Par Julien Ravello
Le 28 septembre 2017, Olivier Glück, pour le groupe Europe Écologie Les Verts Front de Gauche, commençait son intervention ainsi : « Vous nous demandez d’approuver le principe de recours à une délégation de service public (DSP) pour la gestion de la future crèche de la ZAC Maisons-Neuves. Vous n’aurez pas notre approbation […]. Nous considérons qu’à travers cette délégation de service public, vous faites un choix de société qui n’est pas le nôtre. »
Je vous invite à relire la suite de cette intervention que notre groupe partage toujours entièrement, car contrairement à ce qu’a dit madame l’adjointe, ce n’est pas juridique mais pour nous, politique.

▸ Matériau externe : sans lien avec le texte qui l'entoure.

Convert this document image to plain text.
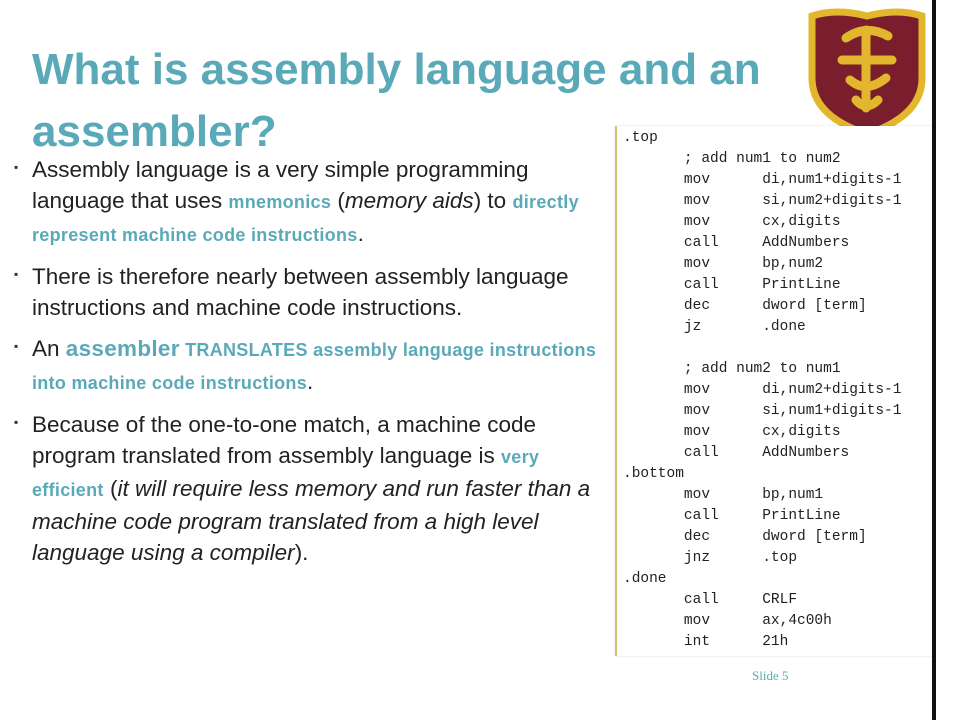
What is assembly language and an assembler?
▪ Assembly language is a very simple programming language that uses mnemonics (memory aids) to directly represent machine code instructions.
▪ There is therefore nearly between assembly language instructions and machine code instructions.
▪ An assembler TRANSLATES assembly language instructions into machine code instructions.
▪ Because of the one-to-one match, a machine code program translated from assembly language is very efficient (it will require less memory and run faster than a machine code program translated from a high level language using a compiler).
.top
; add num1 to num2
mov      di,num1+digits-1
mov      si,num2+digits-1
mov      cx,digits
call     AddNumbers
mov      bp,num2
call     PrintLine
dec      dword [term]
jz       .done
; add num2 to num1
mov      di,num2+digits-1
mov      si,num1+digits-1
mov      cx,digits
call     AddNumbers
.bottom
mov      bp,num1
call     PrintLine
dec      dword [term]
jnz      .top
.done
call     CRLF
mov      ax,4c00h
int      21h
Slide 5
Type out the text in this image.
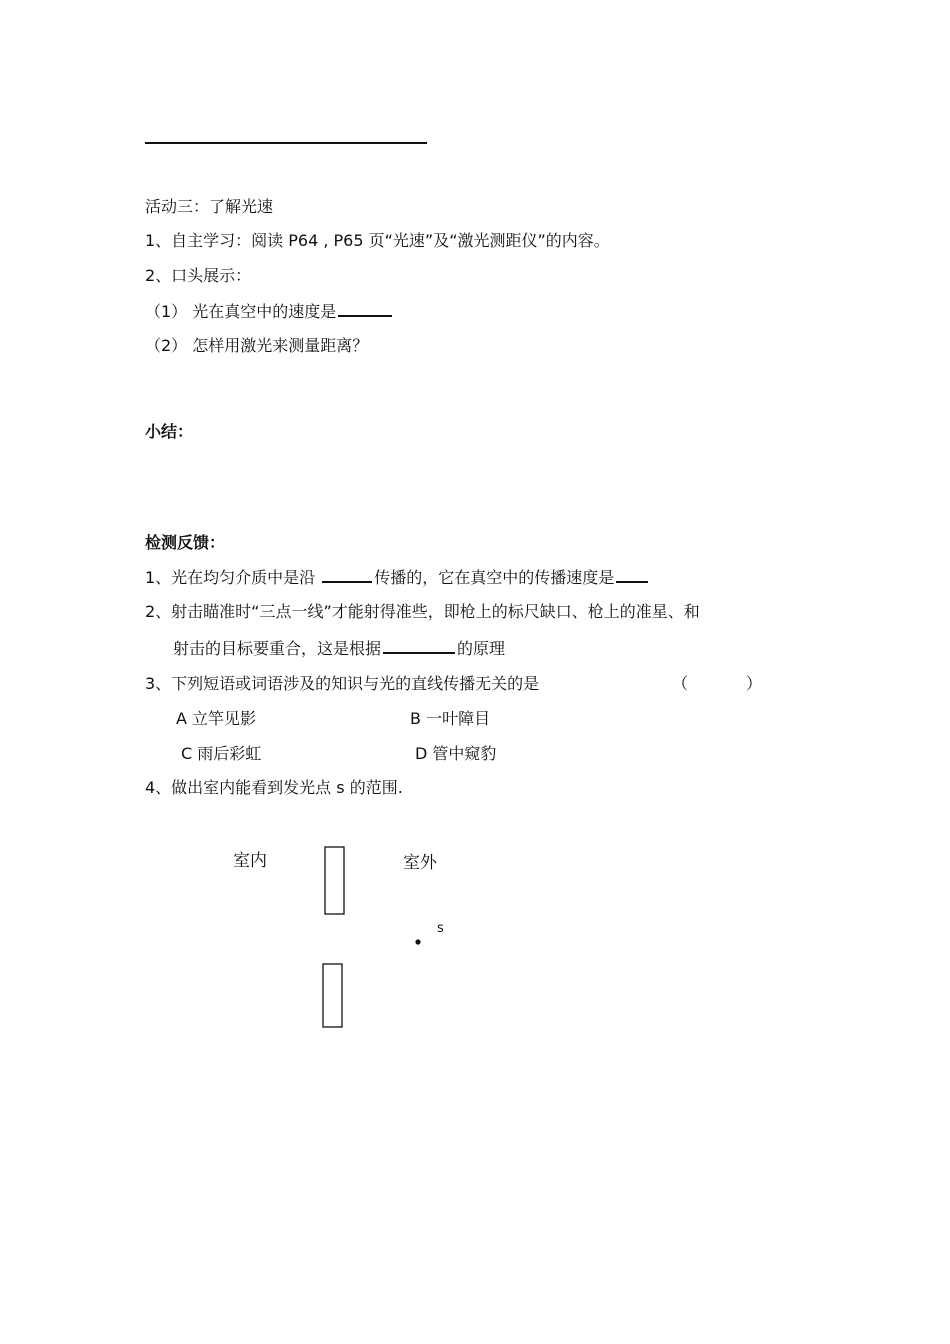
活动三：了解光速
1、自主学习：阅读 P64 , P65 页“光速”及“激光测距仪”的内容。
2、口头展示：
（1） 光在真空中的速度是
（2） 怎样用激光来测量距离？
小结：
检测反馈：
1、光在均匀介质中是沿	传播的，它在真空中的传播速度是
2、射击瞄准时“三点一线”才能射得准些，即枪上的标尺缺口、枪上的准星、和
射击的目标要重合，这是根据	的原理
3、下列短语或词语涉及的知识与光的直线传播无关的是	（	）
A 立竿见影	B 一叶障目
C 雨后彩虹	D 管中窥豹
4、做出室内能看到发光点 s 的范围.
室内	室外
s
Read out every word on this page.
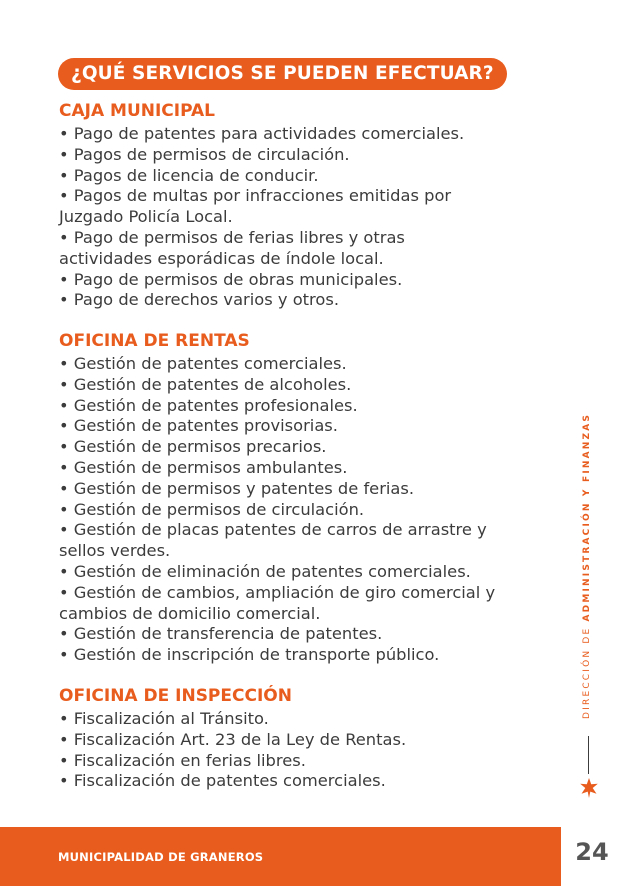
¿QUÉ SERVICIOS SE PUEDEN EFECTUAR?
CAJA MUNICIPAL
• Pago de patentes para actividades comerciales.
• Pagos de permisos de circulación.
• Pagos de licencia de conducir.
• Pagos de multas por infracciones emitidas por
Juzgado Policía Local.
• Pago de permisos de ferias libres y otras
actividades esporádicas de índole local.
• Pago de permisos de obras municipales.
• Pago de derechos varios y otros.
OFICINA DE RENTAS
• Gestión de patentes comerciales.
• Gestión de patentes de alcoholes.
• Gestión de patentes profesionales.
• Gestión de patentes provisorias.
• Gestión de permisos precarios.
• Gestión de permisos ambulantes.
• Gestión de permisos y patentes de ferias.
• Gestión de permisos de circulación.
• Gestión de placas patentes de carros de arrastre y
sellos verdes.
• Gestión de eliminación de patentes comerciales.
• Gestión de cambios, ampliación de giro comercial y
cambios de domicilio comercial.
• Gestión de transferencia de patentes.
• Gestión de inscripción de transporte público.
OFICINA DE INSPECCIÓN
• Fiscalización al Tránsito.
• Fiscalización Art. 23 de la Ley de Rentas.
• Fiscalización en ferias libres.
• Fiscalización de patentes comerciales.
DIRECCIÓN DE ADMINISTRACIÓN Y FINANZAS
MUNICIPALIDAD DE GRANEROS	24
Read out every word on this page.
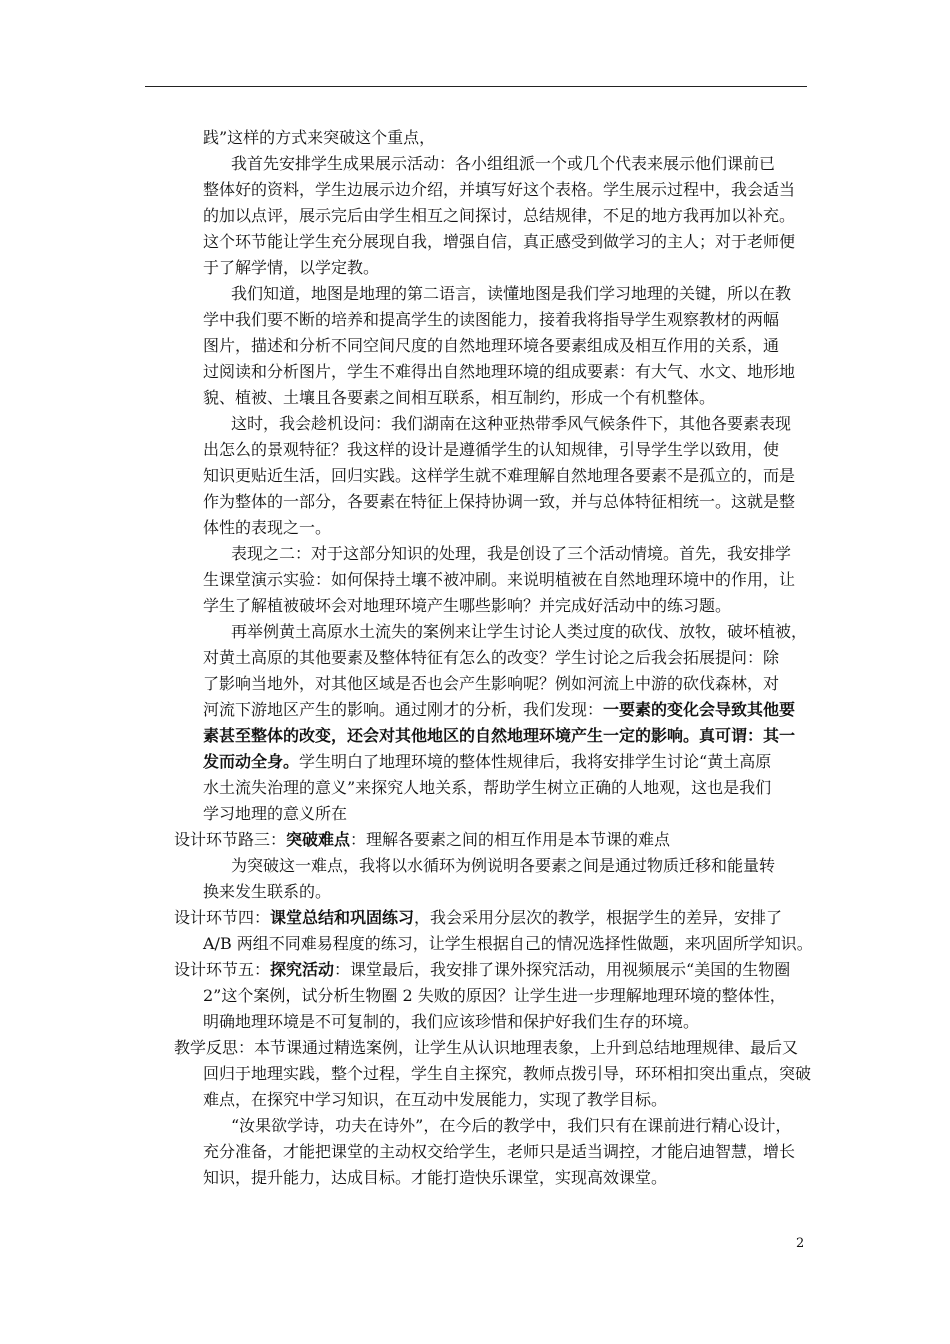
践”这样的方式来突破这个重点，
我首先安排学生成果展示活动：各小组组派一个或几个代表来展示他们课前已
整体好的资料，学生边展示边介绍，并填写好这个表格。学生展示过程中，我会适当
的加以点评，展示完后由学生相互之间探讨，总结规律，不足的地方我再加以补充。
这个环节能让学生充分展现自我，增强自信，真正感受到做学习的主人；对于老师便
于了解学情，以学定教。
我们知道，地图是地理的第二语言，读懂地图是我们学习地理的关键，所以在教
学中我们要不断的培养和提高学生的读图能力，接着我将指导学生观察教材的两幅
图片，描述和分析不同空间尺度的自然地理环境各要素组成及相互作用的关系，通
过阅读和分析图片，学生不难得出自然地理环境的组成要素：有大气、水文、地形地
貌、植被、土壤且各要素之间相互联系，相互制约，形成一个有机整体。
这时，我会趁机设问：我们湖南在这种亚热带季风气候条件下，其他各要素表现
出怎么的景观特征？我这样的设计是遵循学生的认知规律，引导学生学以致用，使
知识更贴近生活，回归实践。这样学生就不难理解自然地理各要素不是孤立的，而是
作为整体的一部分，各要素在特征上保持协调一致，并与总体特征相统一。这就是整
体性的表现之一。
表现之二：对于这部分知识的处理，我是创设了三个活动情境。首先，我安排学
生课堂演示实验：如何保持土壤不被冲刷。来说明植被在自然地理环境中的作用，让
学生了解植被破坏会对地理环境产生哪些影响？并完成好活动中的练习题。
再举例黄土高原水土流失的案例来让学生讨论人类过度的砍伐、放牧，破坏植被，
对黄土高原的其他要素及整体特征有怎么的改变？学生讨论之后我会拓展提问：除
了影响当地外，对其他区域是否也会产生影响呢？例如河流上中游的砍伐森林，对
河流下游地区产生的影响。通过刚才的分析，我们发现：一要素的变化会导致其他要
素甚至整体的改变，还会对其他地区的自然地理环境产生一定的影响。真可谓：其一
发而动全身。学生明白了地理环境的整体性规律后，我将安排学生讨论“黄土高原
水土流失治理的意义”来探究人地关系，帮助学生树立正确的人地观，这也是我们
学习地理的意义所在
设计环节路三：突破难点：理解各要素之间的相互作用是本节课的难点
为突破这一难点，我将以水循环为例说明各要素之间是通过物质迁移和能量转
换来发生联系的。
设计环节四：课堂总结和巩固练习，我会采用分层次的教学，根据学生的差异，安排了
A/B 两组不同难易程度的练习，让学生根据自己的情况选择性做题，来巩固所学知识。
设计环节五：探究活动：课堂最后，我安排了课外探究活动，用视频展示“美国的生物圈
2”这个案例，试分析生物圈 2 失败的原因？让学生进一步理解地理环境的整体性，
明确地理环境是不可复制的，我们应该珍惜和保护好我们生存的环境。
教学反思：本节课通过精选案例，让学生从认识地理表象，上升到总结地理规律、最后又
回归于地理实践，整个过程，学生自主探究，教师点拨引导，环环相扣突出重点，突破
难点，在探究中学习知识，在互动中发展能力，实现了教学目标。
“汝果欲学诗，功夫在诗外”，在今后的教学中，我们只有在课前进行精心设计，
充分准备，才能把课堂的主动权交给学生，老师只是适当调控，才能启迪智慧，增长
知识，提升能力，达成目标。才能打造快乐课堂，实现高效课堂。
2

Parlons chiffres maintenant. 30 à 50 millions d’euros : c’est ce qu’ont investi la banque Rothschild et d’autres fonds d’investissement dans le capital de grandes entreprises de crèche. Et alors que ces mastodontes en puissance récupèrent toujours plus de parts de marché, les communes leur déroulent en plus le tapis rouge et font exploser le nombre de crèches en DSP.
L’argent du service public ne devrait jamais servir à engraisser une entreprise privée. On pourrait penser que la DSP Jean-Jacques Rousseau est épargnée, mais c’est faux : vous avez vu comme nous dans le rapport de la CCSPL que l’entreprise Léa et Léo a augmenté par exemple ses frais de siège de plus de 4 000€. Pourquoi ? Pour ses propres projets de développement et c’est écrit noir sur blanc ! Nous l’avons déjà dit, nous le répétons aujourd’hui : chaque euro investit dans le service public doit rester dans le service public au service des usagers et des professionnels.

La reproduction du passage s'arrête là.